Ambos os movimentos só são efetivos se apoiados em uma cultura organizacional saudável. Sem ela, qualquer medida se torna paliativa, como veremos a seguir.
Cultura organizacional: a raiz da mudança
Assédio moral, sobrecarga, falhas de comunicação ou estilos de liderança tóxicos não são apenas “problemas isolados” — são sintomas de uma cultura permissiva.
Por isso, mais do que abrir canais de denúncia ou aplicar treinamentos pontuais, é preciso transformar o ambiente de trabalho em um espaço de segurança psicológica. Isso exige:
capacitação contínua de líderes e equipes;
alinhamento em torno de valores claros e praticados no dia a dia;
construção de um vocabulário emocional comum, que fortaleça relações de respeito e colaboração.
Conclusão
Ignorar a NR-01 e postergar a gestão dos riscos psicossociais é uma decisão perigosa para qualquer organização. A partir de março de 2026, a norma deixará de ser apenas orientação: haverá poder de fiscalização, possibilidade real de autuações e um caminho rápido da denúncia interna para a instauração de processos administrativos.
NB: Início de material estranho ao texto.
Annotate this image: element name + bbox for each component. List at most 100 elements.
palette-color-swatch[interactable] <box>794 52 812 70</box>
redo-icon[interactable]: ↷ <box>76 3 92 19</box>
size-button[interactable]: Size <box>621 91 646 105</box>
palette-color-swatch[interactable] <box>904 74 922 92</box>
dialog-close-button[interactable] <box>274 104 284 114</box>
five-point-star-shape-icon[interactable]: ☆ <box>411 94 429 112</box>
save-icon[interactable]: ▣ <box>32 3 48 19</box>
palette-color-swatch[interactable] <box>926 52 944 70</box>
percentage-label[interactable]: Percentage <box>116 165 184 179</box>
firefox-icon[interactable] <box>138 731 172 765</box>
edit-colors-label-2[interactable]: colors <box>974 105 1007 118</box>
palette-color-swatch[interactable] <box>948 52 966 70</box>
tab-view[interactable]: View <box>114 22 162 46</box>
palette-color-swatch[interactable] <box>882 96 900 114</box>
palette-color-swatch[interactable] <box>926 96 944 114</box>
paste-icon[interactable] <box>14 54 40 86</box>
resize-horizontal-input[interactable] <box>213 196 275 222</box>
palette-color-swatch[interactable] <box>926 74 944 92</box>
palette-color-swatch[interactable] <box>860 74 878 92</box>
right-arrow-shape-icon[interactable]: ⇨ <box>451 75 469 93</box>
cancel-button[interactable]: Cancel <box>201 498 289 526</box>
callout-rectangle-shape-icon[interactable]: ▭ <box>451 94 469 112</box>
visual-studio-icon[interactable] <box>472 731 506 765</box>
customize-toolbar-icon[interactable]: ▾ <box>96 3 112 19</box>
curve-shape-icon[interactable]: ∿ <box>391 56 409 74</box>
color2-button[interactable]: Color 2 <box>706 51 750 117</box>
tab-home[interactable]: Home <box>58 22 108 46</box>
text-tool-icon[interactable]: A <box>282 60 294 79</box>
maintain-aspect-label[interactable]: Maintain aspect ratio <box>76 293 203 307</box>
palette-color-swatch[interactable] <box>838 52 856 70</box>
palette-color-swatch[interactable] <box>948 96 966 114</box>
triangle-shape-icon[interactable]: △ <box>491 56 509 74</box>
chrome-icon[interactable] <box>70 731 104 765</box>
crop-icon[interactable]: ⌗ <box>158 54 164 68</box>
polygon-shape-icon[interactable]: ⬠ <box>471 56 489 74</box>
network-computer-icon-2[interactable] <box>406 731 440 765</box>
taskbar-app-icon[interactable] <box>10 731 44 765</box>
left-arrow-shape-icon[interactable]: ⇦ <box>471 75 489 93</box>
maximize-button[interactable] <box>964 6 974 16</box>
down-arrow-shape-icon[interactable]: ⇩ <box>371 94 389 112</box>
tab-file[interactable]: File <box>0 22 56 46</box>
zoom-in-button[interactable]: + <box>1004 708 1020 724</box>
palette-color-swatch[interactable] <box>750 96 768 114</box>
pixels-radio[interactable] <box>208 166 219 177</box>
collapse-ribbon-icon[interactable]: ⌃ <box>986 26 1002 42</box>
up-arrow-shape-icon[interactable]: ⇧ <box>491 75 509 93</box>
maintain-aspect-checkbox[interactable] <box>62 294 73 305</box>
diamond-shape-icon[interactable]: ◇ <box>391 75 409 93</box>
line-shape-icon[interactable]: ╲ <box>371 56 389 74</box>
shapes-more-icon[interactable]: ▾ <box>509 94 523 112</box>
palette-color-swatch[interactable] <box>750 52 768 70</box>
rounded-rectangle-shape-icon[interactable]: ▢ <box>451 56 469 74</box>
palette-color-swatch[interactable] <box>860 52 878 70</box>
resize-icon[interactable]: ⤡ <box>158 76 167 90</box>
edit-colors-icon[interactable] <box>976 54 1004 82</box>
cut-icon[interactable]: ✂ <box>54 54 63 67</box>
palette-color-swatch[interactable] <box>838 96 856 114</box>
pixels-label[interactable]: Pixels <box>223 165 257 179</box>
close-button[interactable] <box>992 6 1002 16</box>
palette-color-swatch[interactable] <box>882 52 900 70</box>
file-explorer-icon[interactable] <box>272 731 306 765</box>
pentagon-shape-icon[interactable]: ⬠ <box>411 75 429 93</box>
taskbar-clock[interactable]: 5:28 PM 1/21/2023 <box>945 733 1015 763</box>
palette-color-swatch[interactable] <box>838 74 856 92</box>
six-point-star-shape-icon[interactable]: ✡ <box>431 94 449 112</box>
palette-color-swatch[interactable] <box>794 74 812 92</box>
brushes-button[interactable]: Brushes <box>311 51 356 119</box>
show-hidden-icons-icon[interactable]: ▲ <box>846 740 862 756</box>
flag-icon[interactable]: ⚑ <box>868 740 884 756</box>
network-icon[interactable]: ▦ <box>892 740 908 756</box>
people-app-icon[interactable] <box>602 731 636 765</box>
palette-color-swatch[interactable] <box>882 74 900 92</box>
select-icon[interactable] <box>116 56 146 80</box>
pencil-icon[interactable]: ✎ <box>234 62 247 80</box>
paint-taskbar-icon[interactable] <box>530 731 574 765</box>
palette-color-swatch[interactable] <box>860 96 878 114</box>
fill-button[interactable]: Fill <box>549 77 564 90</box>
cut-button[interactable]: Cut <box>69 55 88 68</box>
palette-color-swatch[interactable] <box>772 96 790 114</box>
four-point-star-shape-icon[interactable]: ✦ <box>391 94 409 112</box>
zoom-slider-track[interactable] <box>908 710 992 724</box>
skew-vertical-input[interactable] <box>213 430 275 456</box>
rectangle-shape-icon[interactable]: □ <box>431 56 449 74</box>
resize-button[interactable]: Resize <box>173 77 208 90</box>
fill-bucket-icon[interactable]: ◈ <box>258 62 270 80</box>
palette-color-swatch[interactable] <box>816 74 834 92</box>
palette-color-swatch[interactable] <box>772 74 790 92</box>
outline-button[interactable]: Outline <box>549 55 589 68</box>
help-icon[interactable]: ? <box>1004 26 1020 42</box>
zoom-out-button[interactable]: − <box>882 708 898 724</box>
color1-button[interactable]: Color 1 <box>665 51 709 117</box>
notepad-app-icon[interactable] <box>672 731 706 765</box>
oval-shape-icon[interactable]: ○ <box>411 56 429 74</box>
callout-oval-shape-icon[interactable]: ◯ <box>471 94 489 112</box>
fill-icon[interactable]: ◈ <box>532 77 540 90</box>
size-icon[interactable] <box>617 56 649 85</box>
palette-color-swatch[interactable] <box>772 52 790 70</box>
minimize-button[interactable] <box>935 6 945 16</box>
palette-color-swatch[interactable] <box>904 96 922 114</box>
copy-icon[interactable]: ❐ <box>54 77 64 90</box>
Multas, exigências corretivas, embaraços públicos e ações que interrompam operações são consequências tangíveis — e todas elas podem acontecer antes mesmo de a organização conseguir “arrumar as coisas” em cima da hora.
E o mais grave: as denúncias partem de quem vive a realidade do ambiente de trabalho. Relatórios formatados e medidas superficiais não enganam quem está na operação todos os dias. Em suma: adiar é aumentar, exponencialmente, a probabilidade de penalidades, perdas financeiras e danos que podem manchar a marca por anos.
Além do risco legal e das sanções, há um preço reputacional imediato e duradouro. Em um mercado cada vez mais conectado e atento a comportamentos corporativos, falhas na proteção da saúde mental dos trabalhadores significam perda de confiança de clientes, fornecedores, investidores e talentos. A visibilidade negativa se espalha rápido — e a reconstrução da credibilidade é sempre mais cara e lenta do que a prevenção.
Por outro lado, agir agora transforma obrigação em vantagem estratégica. Implementar uma gestão séria dos riscos psicossociais reduz absenteísmo, rotatividade e retrabalho; melhora engajamento e produtividade; e fortalece a retenção de talentos. Essas melhorias impactam diretamente a receita e os custos operacionais — sem contar o ganho na atração de investidores e parceiros que hoje priorizam práticas alinhadas ao ESG, especialmente ao pilar social.
Empresas que antecipam a conformidade ganham também protagonismo reputacional: passam de “em risco” a “exemplo” em práticas de bem-estar e governança.
Portanto, a escolha é cristalina: ou sua organização começa hoje um processo consistente, liderado e mensurável — capacitando líderes, criando canais reais de escuta e implementando ações de prevenção e mitigação —, ou corre o risco de pagar multas, sofrer fiscalizações e perder reputação irreparavelmente.
Fazer o investimento agora significa proteger patrimônio, pessoas e imagem; significa transformar uma obrigação legal em diferencial competitivo e em alinhamento com as demandas globais de responsabilidade social.
Comece imediatamente: identificar, avaliar e agir não é mais uma opção — é gestão de risco inteligente e estratégia de negócio.